AMP to bypass life sale vote
Markets operator ASX will not require AMP to seek shareholder approval for the $3.3 billion sale of its life insurance and mature products business, in a setback for those shareholders opposed to the deal.
AMP said last night that the ASX had confirmed the transaction did not represent the disposal of its main undertaking and that there was no requirement to put it to a shareholder vote.
Shareholders including boutique investment house Merlon Capital and contrarian investor Allan Gray said last week that the price was as much as $2bn below fair value and called for it to be put to shareholders because of its size and significance to AMP.

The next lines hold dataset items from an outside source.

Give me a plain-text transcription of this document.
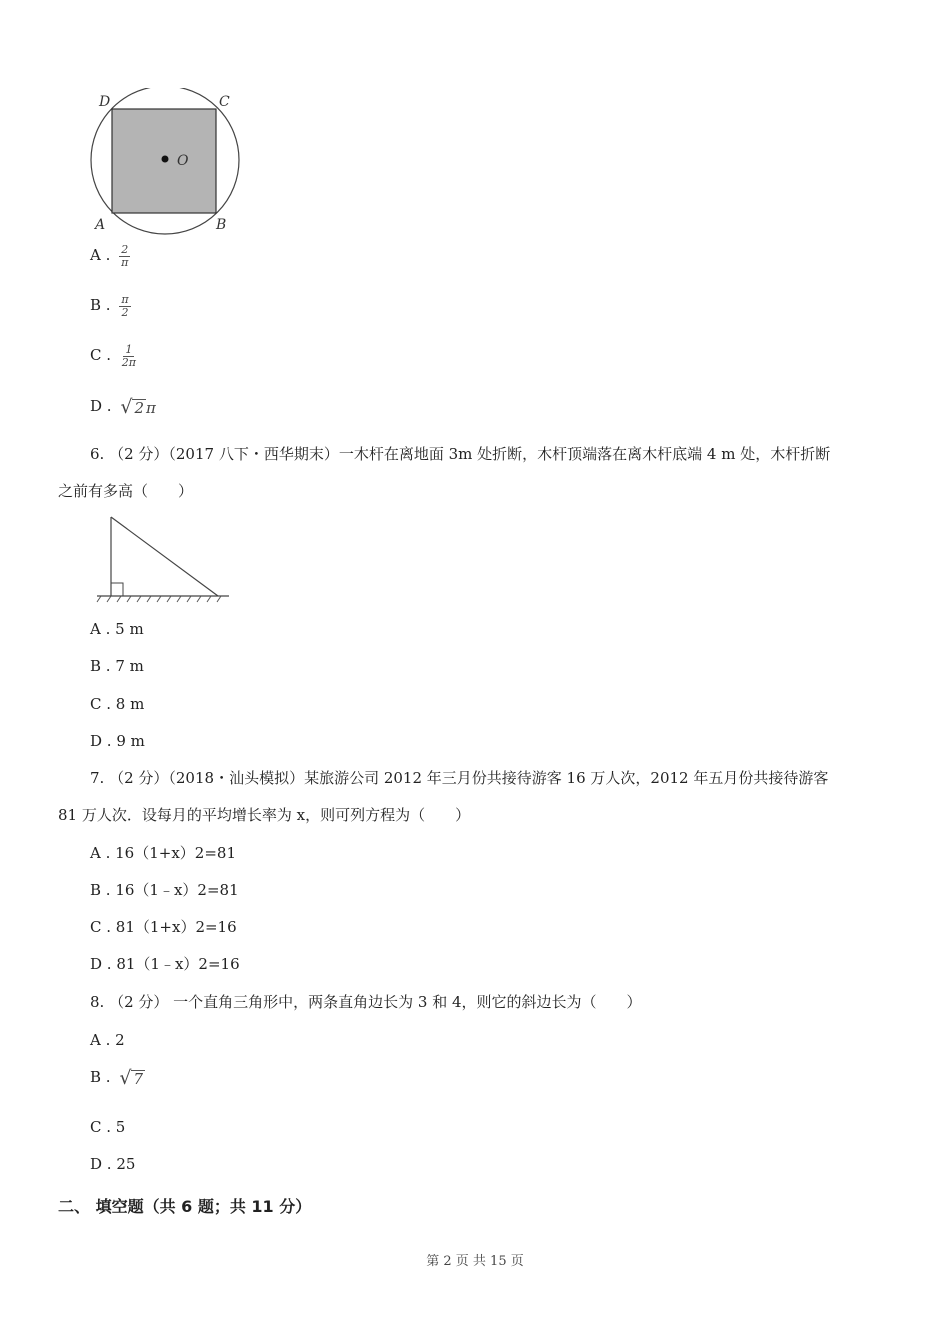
D	C
A	B
O
A . $\frac{2}{\pi}$
B . $\frac{\pi}{2}$
C . $\frac{1}{2\pi}$
D . √ 2 π
6. （2 分）（2017 八下・西华期末）一木杆在离地面 3m 处折断，木杆顶端落在离木杆底端 4 m 处，木杆折断
之前有多高（　　）
A . 5 m
B . 7 m
C . 8 m
D . 9 m
7. （2 分）（2018・汕头模拟）某旅游公司 2012 年三月份共接待游客 16 万人次，2012 年五月份共接待游客
81 万人次．设每月的平均增长率为 x，则可列方程为（　　）
A . 16（1+x）2=81
B . 16（1﹣x）2=81
C . 81（1+x）2=16
D . 81（1﹣x）2=16
8. （2 分） 一个直角三角形中，两条直角边长为 3 和 4，则它的斜边长为（　　）
A . 2
B . √ 7
C . 5
D . 25
二、 填空题（共 6 题；共 11 分）
第 2 页 共 15 页
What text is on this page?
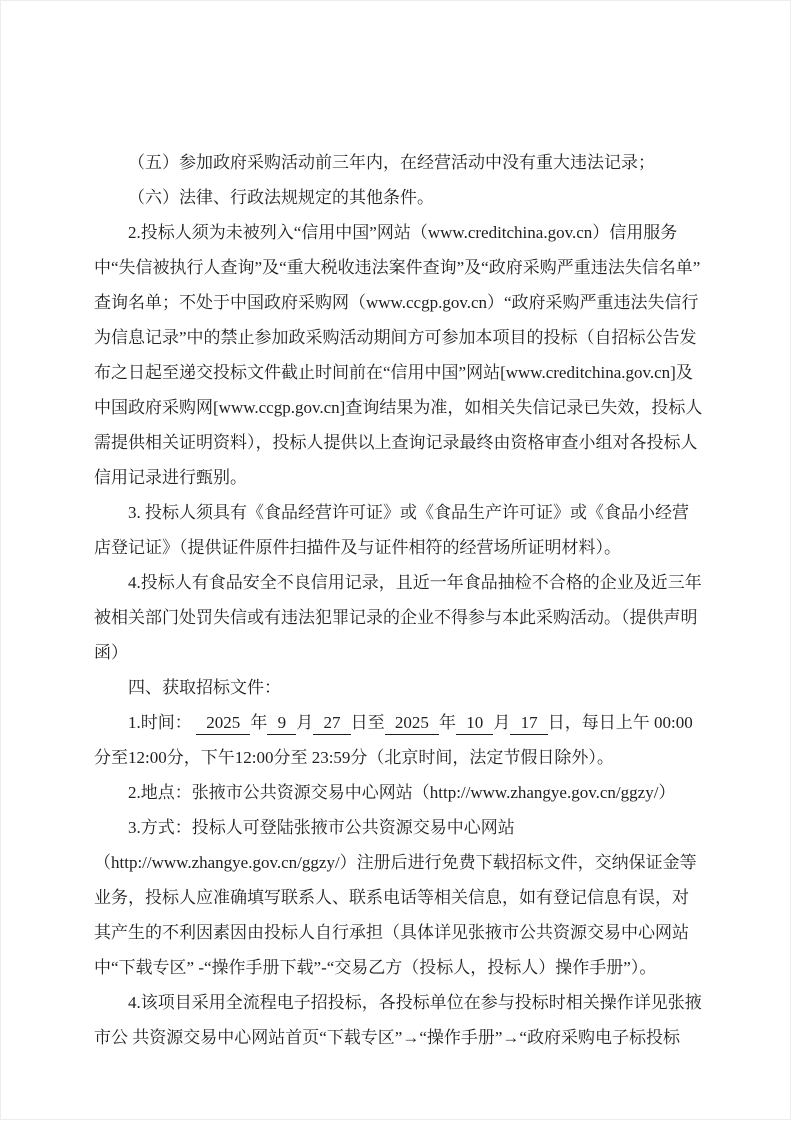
（五）参加政府采购活动前三年内，在经营活动中没有重大违法记录；

（六）法律、行政法规规定的其他条件。

2.投标人须为未被列入“信用中国”网站（www.creditchina.gov.cn）信用服务中“失信被执行人查询”及“重大税收违法案件查询”及“政府采购严重违法失信名单”　查询名单；不处于中国政府采购网（www.ccgp.gov.cn）“政府采购严重违法失信行为信息记录”中的禁止参加政采购活动期间方可参加本项目的投标（自招标公告发布之日起至递交投标文件截止时间前在“信用中国”网站[www.creditchina.gov.cn]及中国政府采购网[www.ccgp.gov.cn]查询结果为准，如相关失信记录已失效，投标人需提供相关证明资料），投标人提供以上查询记录最终由资格审查小组对各投标人信用记录进行甄别。

3. 投标人须具有《食品经营许可证》或《食品生产许可证》或《食品小经营店登记证》（提供证件原件扫描件及与证件相符的经营场所证明材料）。

4.投标人有食品安全不良信用记录，且近一年食品抽检不合格的企业及近三年被相关部门处罚失信或有违法犯罪记录的企业不得参与本此采购活动。（提供声明函）

四、获取招标文件：

1.时间： 2025 年 9 月 27 日至 2025 年 10 月 17 日，每日上午 00:00 分至12:00分，下午12:00分至 23:59分（北京时间，法定节假日除外）。

2.地点：张掖市公共资源交易中心网站（http://www.zhangye.gov.cn/ggzy/）

3.方式：投标人可登陆张掖市公共资源交易中心网站（http://www.zhangye.gov.cn/ggzy/）注册后进行免费下载招标文件，交纳保证金等业务，投标人应准确填写联系人、联系电话等相关信息，如有登记信息有误，对其产生的不利因素因由投标人自行承担（具体详见张掖市公共资源交易中心网站中“下载专区” -“操作手册下载”-“交易乙方（投标人，投标人）操作手册”）。

4.该项目采用全流程电子招投标，各投标单位在参与投标时相关操作详见张掖市公 共资源交易中心网站首页“下载专区”→“操作手册”→“政府采购电子标投标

The Australian Council of Superannuation Investors also said it wanted shareholders to have a say but did not have a view on the price of the deal.
Under ASX rules, the markets operator can require a company to seek shareholder approval if the assets being dealt with account for 50 per cent or more of any of four measures: assets, revenue, earnings and aftertax profits.
But AMP said last night that information provided to the ASX from its December financial year accounts showed that the deal did not meet any of the ASX “rule of thumb” measures.
The business accounted for 34 per cent of revenue, 32 per cent of earnings, 31 per cent of after-tax profit and 25 per cent of assets.
AMP shares fell 24 per cent on the day the deal was announced, on their way to a record low of $2.31.
They rose 6c to close at $2.67 yesterday ahead of the AMP statement.